Requirement for Foxi1 in the late-stage of pouch development. (A-H) Alcama immunohistochemistry (green) showed five pouches (1–5 in A) in wild-type embryos at 34 hpf. foxi1 mutants had posterior pouches shaped abnormally (arrows in B), whereas fgf3 mutants had two anterior pouches (1 and 2 in C) with a cell mass that failed to migrate out to form posterior pouches (line in C). wnt4a mutants displayed four abnormally shaped pouches (arrows in D). Scale bar: 40 µm (A-D). (E) Alcama immunohistochemistry (green) showed a normal bilayered pouch morphology in wild-type embryos. (F and H) In foxi1 and wnt4a mutants, an aberrant, similar multilayered pouch morphology was found. (G) In fgf3 mutants, posterior pouch-forming cells failed to migrate out. Scale bar: 20 µm (E-H). (I-L) Ventral views of facial cartilages. In wild-type embryos, a bilateral set of five CBs (arrows in I) formed. Fewer CBs were observed in foxi1 and wnt4a mutants, whereas fusions of CBs (arrowheads in K) were observed with reduced anterior CBs (asterisks in K) in fgf3 mutants. (J, L) Normally shaped CBs were marked with arrows in foxi1 and wnt4a mutants. (M) Quantification of pouch and CB defects in wild-type embryos and mutants. Data represent mean ± s.e.m. P values are shown.

Foxi1 requirement in the ectodermal Wnt4a expression during pouch formation. (A, B) Fluorescent in situ hybridization showed fgf3 expression (green) in the posteriormost three pouches (arrows in A), with increased expression in the newly forming pouch (asterisk in A) in wild-type embryos. While fgf3 expression was observed in the posteriormost two pouches (arrows in B), the intensity in the newly forming pouch (asterisk in B) was weaker than that of wild-type embryos (compare to asterisk in A). (C) Double fluorescent in situ hybridization showed colocalization of wnt4a (red) with foxi1 (green, arrows in C) but not with her5-positive pouch endoderm labeled by GFP immunohistochemistry (blue). (C’) Green and red channels. (C”) Green channel only. (C′′′) Red channel only. (D, E) Fluorescent in situ hybridization for wnt4a (green). In the facial ectoderm, foxi1 mutants had significantly reduced wnt4a staining, compared with wild-type embryos (lines in D and E). (F, G) Fluorescent in situ hybridization for foxi1 (green). Similar foxi1 expression in the pharyngeal regions was observed in wnt4a mutants (G), compared with wild-type embryos (F). (H, I) Fluorescent in situ hybridization for fgf8a (green). (H) In wild-type embryos, fgf8a was expressed in mesoderm (line) adjacent to outgrowing pouches as well as in the otic vesicle (arrow). (I) In foxi1 mutants, fgf8a expression was observed in the mesoderm (line) as well as in the otic vesicle (arrow), even though fgf8a expressing mesoderm was disorganized compared to wild-type mesoderm. Scale bar: 40 µm.

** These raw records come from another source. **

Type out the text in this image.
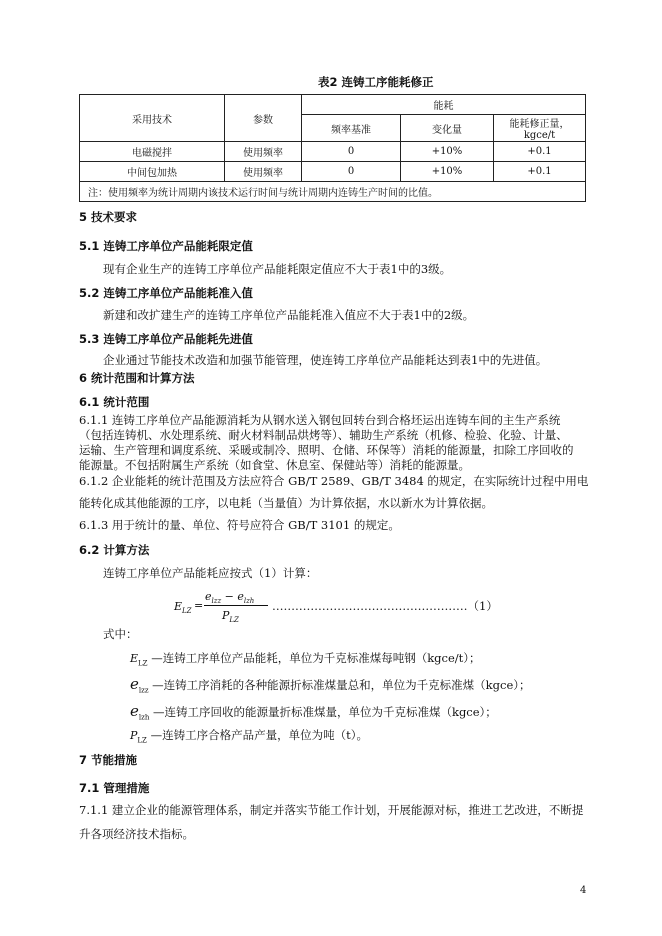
表2 连铸工序能耗修正
采用技术	参数	能耗		
		频率基准	变化量	能耗修正量，kgce/t
电磁搅拌	使用频率	0	+10%	+0.1
中间包加热	使用频率	0	+10%	+0.1
注：使用频率为统计周期内该技术运行时间与统计周期内连铸生产时间的比值。				
5 技术要求
5.1 连铸工序单位产品能耗限定值
现有企业生产的连铸工序单位产品能耗限定值应不大于表1中的3级。
5.2 连铸工序单位产品能耗准入值
新建和改扩建生产的连铸工序单位产品能耗准入值应不大于表1中的2级。
5.3 连铸工序单位产品能耗先进值
企业通过节能技术改造和加强节能管理，使连铸工序单位产品能耗达到表1中的先进值。
6 统计范围和计算方法
6.1 统计范围
6.1.1 连铸工序单位产品能源消耗为从钢水送入钢包回转台到合格坯运出连铸车间的主生产系统
（包括连铸机、水处理系统、耐火材料制品烘烤等）、辅助生产系统（机修、检验、化验、计量、
运输、生产管理和调度系统、采暖或制冷、照明、仓储、环保等）消耗的能源量，扣除工序回收的
能源量。不包括附属生产系统（如食堂、休息室、保健站等）消耗的能源量。
6.1.2 企业能耗的统计范围及方法应符合 GB/T 2589、GB/T 3484 的规定，在实际统计过程中用电
能转化成其他能源的工序，以电耗（当量值）为计算依据，水以新水为计算依据。
6.1.3 用于统计的量、单位、符号应符合 GB/T 3101 的规定。
6.2 计算方法
连铸工序单位产品能耗应按式（1）计算：
$E_{LZ}$ =
$e_{lzz} - e_{lzh}$
$P_{LZ}$
……………………………………………（1）
式中：
$E_{LZ}$ —连铸工序单位产品能耗，单位为千克标准煤每吨钢（kgce/t）；
$e_{lzz}$ —连铸工序消耗的各种能源折标准煤量总和，单位为千克标准煤（kgce）；
$e_{lzh}$ —连铸工序回收的能源量折标准煤量，单位为千克标准煤（kgce）；
$P_{LZ}$ —连铸工序合格产品产量，单位为吨（t）。
7 节能措施
7.1 管理措施
7.1.1 建立企业的能源管理体系，制定并落实节能工作计划，开展能源对标，推进工艺改进，不断提
升各项经济技术指标。
4
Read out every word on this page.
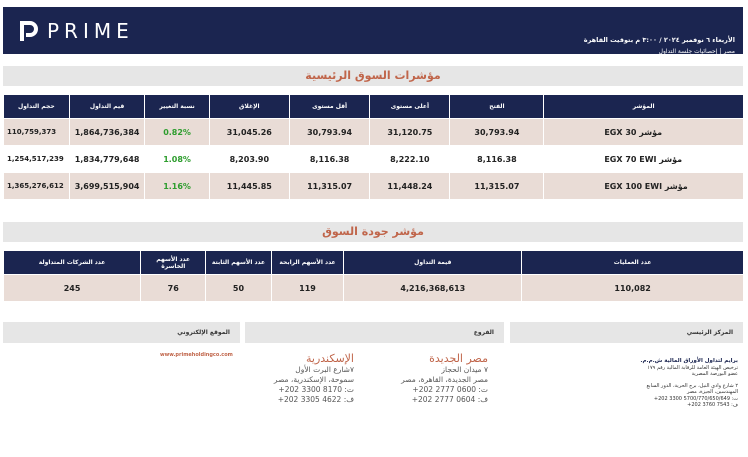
PRIME	الأربعاء ٦ نوفمبر ٢٠٢٤ / ٣:٠٠ م بتوقيت القاهرة
مصر | إحصائيات جلسة التداول
مؤشرات السوق الرئيسية
حجم التداول	قيم التداول	نسبة التغيير	الإغلاق	أقل مستوى	أعلى مستوى	الفتح	المؤشر
110,759,373	1,864,736,384	0.82%	31,045.26	30,793.94	31,120.75	30,793.94	مؤشر EGX 30
1,254,517,239	1,834,779,648	1.08%	8,203.90	8,116.38	8,222.10	8,116.38	مؤشر EGX 70 EWI
1,365,276,612	3,699,515,904	1.16%	11,445.85	11,315.07	11,448.24	11,315.07	مؤشر EGX 100 EWI
مؤشر جودة السوق
عدد الشركات المتداولة	عدد الأسهم الخاسرة	عدد الأسهم الثابتة	عدد الأسهم الرابحة	قيمة التداول	عدد العمليات
245	76	50	119	4,216,368,613	110,082
الموقع الإلكتروني	الفروع	المركز الرئيسي
www.primeholdingco.com	الإسكندرية
٧شارع البرت الأول
سموحة، الإسكندرية، مصر
ت: 8170 3300 202+
ف: 4622 3305 202+
مصر الجديدة
٧ ميدان الحجاز
مصر الجديدة، القاهرة، مصر
ت: 0600 2777 202+
ف: 0604 2777 202+
برايم لتداول الأوراق المالية ش.م.م.
ترخيص الهيئة العامة للرقابة المالية رقم ١٧٩
عضو البورصة المصرية
٢ شارع وادي النيل، برج الحرية، الدور السابع
المهندسين، الجيزة، مصر
ت: 5700/770/650/649 3300 202+
ف: 7543 3760 202+
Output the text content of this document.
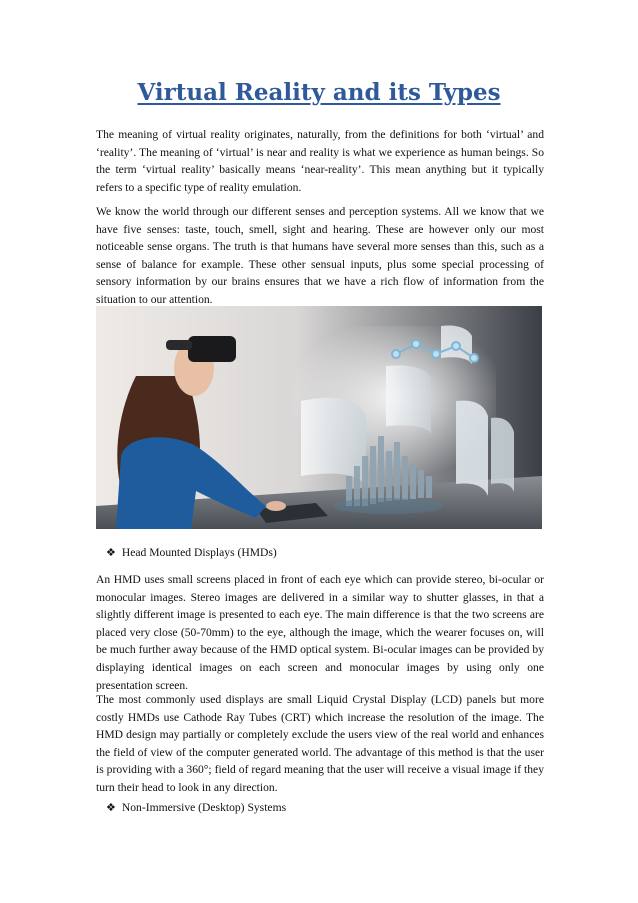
Virtual Reality and its Types

The meaning of virtual reality originates, naturally, from the definitions for both ‘virtual’ and ‘reality’. The meaning of ‘virtual’ is near and reality is what we experience as human beings. So the term ‘virtual reality’ basically means ‘near-reality’. This mean anything but it typically refers to a specific type of reality emulation.

We know the world through our different senses and perception systems. All we know that we have five senses: taste, touch, smell, sight and hearing. These are however only our most noticeable sense organs. The truth is that humans have several more senses than this, such as a sense of balance for example. These other sensual inputs, plus some special processing of sensory information by our brains ensures that we have a rich flow of information from the situation to our attention.

❖ Head Mounted Displays (HMDs)

An HMD uses small screens placed in front of each eye which can provide stereo, bi-ocular or monocular images. Stereo images are delivered in a similar way to shutter glasses, in that a slightly different image is presented to each eye. The main difference is that the two screens are placed very close (50-70mm) to the eye, although the image, which the wearer focuses on, will be much further away because of the HMD optical system. Bi-ocular images can be provided by displaying identical images on each screen and monocular images by using only one presentation screen.

The most commonly used displays are small Liquid Crystal Display (LCD) panels but more costly HMDs use Cathode Ray Tubes (CRT) which increase the resolution of the image. The HMD design may partially or completely exclude the users view of the real world and enhances the field of view of the computer generated world. The advantage of this method is that the user is providing with a 360°; field of regard meaning that the user will receive a visual image if they turn their head to look in any direction.

❖ Non-Immersive (Desktop) Systems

Requirements for Tbx1 and Fgf8a in repression of the ectodermal Foxi1 and Wnt4a. (A-L) Fluorescent in situ hybridization for foxi1 (green) and GFP immunohistochemistry to detect her5:GFP-positive endoderm (red) at 30 hpf. (A, B) In wild-type embryos and fgf3 mutants, foxi1 expression was observed in her5:GFP-positive endoderm (arrows in E and F) as well as in facial ectoderm (I and J). (C) In tbx1 mutants, foxi1 expression was significantly decreased in the her5:GFP-positive endoderm (arrow in G), whereas it was expanded ectopically in the facial ectoderm (K). (D) In fgf8a mutants, foxi1 expression was detected in the her5:GFP-positive endoderm (arrow in H) and foxi1 expression in the facial ectoderm was expanded ectopically and increased in intensity (also see L). (E-G) Higher magnification image of wild- type embryos and mutants focusing on the her5:GFP-positive endoderm. (I-L) Higher magnification image of wild-type embryos and mutants focusing on the facial ectoderm. (M, N) Fluorescent in situ hybridization for wnt4a (green) and GFP immunohistochemistry to visualize her5:GFP-positive pouches (red) at 30 hpf. wnt4a expression was observed in ectodermal patches in wild-type embryos (M), whereas it became stronger and was expanded ectopically in the facial ectoderm of fgf8a mutants (N). (E′-N′) Green channel only. Scale bars: 40 µm (A-D, M, and N), 20 µm (E-L).